Transcriptional profiles reveal a stepwise developmental program of memory CD8+ T cell differentiation

Abstract

The generation of CD8+ T-cell memory is a major aim of vaccination. While distinct subsets of CD8+ T-cells are generated following immunization that differ in their ability to confer long-term immunity against infection, the transcriptional profiles of these subsets within endogenous vaccine-induced CD8+ T cell responses have not been resolved. Here, we measure global transcriptional profiles of endogenous effector (TEFF), effector memory (TEM) and central memory (TCM) CD8+ T-cells arising from immunization with three distinct prime-boost vaccine regimens.
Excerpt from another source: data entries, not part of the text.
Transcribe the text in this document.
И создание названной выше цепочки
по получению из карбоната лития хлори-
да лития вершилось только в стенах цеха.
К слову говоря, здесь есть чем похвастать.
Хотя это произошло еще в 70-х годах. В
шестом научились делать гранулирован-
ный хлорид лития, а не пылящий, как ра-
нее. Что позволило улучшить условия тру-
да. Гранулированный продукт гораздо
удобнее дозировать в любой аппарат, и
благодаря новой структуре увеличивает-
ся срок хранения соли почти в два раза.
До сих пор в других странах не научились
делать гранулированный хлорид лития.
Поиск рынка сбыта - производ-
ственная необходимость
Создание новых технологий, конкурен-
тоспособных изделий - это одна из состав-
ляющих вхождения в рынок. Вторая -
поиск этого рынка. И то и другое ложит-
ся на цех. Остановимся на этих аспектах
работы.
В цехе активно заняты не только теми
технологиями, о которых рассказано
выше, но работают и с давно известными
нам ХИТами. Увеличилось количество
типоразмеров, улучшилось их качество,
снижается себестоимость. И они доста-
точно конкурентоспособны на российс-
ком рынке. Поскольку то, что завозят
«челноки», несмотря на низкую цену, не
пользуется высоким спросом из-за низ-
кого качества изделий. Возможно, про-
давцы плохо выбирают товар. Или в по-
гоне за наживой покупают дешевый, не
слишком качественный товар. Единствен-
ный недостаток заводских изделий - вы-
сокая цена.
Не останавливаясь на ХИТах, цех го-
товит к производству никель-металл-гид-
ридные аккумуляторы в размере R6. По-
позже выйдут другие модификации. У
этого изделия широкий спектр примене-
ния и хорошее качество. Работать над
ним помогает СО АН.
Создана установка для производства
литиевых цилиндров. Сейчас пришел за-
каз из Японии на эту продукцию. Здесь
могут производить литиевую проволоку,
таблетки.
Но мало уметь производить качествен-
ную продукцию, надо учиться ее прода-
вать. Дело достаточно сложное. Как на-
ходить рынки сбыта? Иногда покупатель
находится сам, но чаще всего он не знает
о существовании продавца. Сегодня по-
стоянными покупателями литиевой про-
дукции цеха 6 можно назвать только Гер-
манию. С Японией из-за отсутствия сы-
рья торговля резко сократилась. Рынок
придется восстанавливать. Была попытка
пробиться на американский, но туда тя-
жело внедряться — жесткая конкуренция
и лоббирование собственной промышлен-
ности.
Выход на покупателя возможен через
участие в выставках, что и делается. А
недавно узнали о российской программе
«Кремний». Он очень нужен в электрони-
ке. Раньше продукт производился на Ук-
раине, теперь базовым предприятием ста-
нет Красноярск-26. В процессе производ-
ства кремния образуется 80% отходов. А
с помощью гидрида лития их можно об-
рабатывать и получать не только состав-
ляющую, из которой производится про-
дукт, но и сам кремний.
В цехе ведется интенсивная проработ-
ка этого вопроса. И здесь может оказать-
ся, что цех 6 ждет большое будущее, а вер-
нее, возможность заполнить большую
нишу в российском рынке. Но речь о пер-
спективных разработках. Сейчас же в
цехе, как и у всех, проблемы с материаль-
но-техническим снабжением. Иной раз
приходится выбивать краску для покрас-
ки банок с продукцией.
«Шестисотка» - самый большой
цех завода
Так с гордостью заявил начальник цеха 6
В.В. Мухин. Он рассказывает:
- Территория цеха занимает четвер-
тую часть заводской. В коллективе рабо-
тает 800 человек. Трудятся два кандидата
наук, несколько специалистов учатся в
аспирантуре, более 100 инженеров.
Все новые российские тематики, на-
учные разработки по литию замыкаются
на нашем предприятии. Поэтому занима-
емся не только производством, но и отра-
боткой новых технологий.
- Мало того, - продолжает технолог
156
While a proportion of transcripts were uniquely regulated within distinct CD8+ T cell populations, we observed progressive up- or down-regulation in the expression of a majority of differentially expressed transcripts when subsets were compared in the order TN>TCM>TEM>TEFF. Strikingly, when we compared global differences in gene expression between TN, TCM, TEM and TEFF cells with known transcriptional changes that result when CD8+ T cells repetitively encounter antigen, our analysis overwhelmingly favored a model whereby cumulative antigen stimulation drives differentiation specifically from TN>TCM>TEM>TEFF and this was common to all vaccines tested. These findings provide insight into the molecular basis of immunological memory and identify potential biomarkers for characterization of vaccine-induced responses and prediction of vaccine efficacy.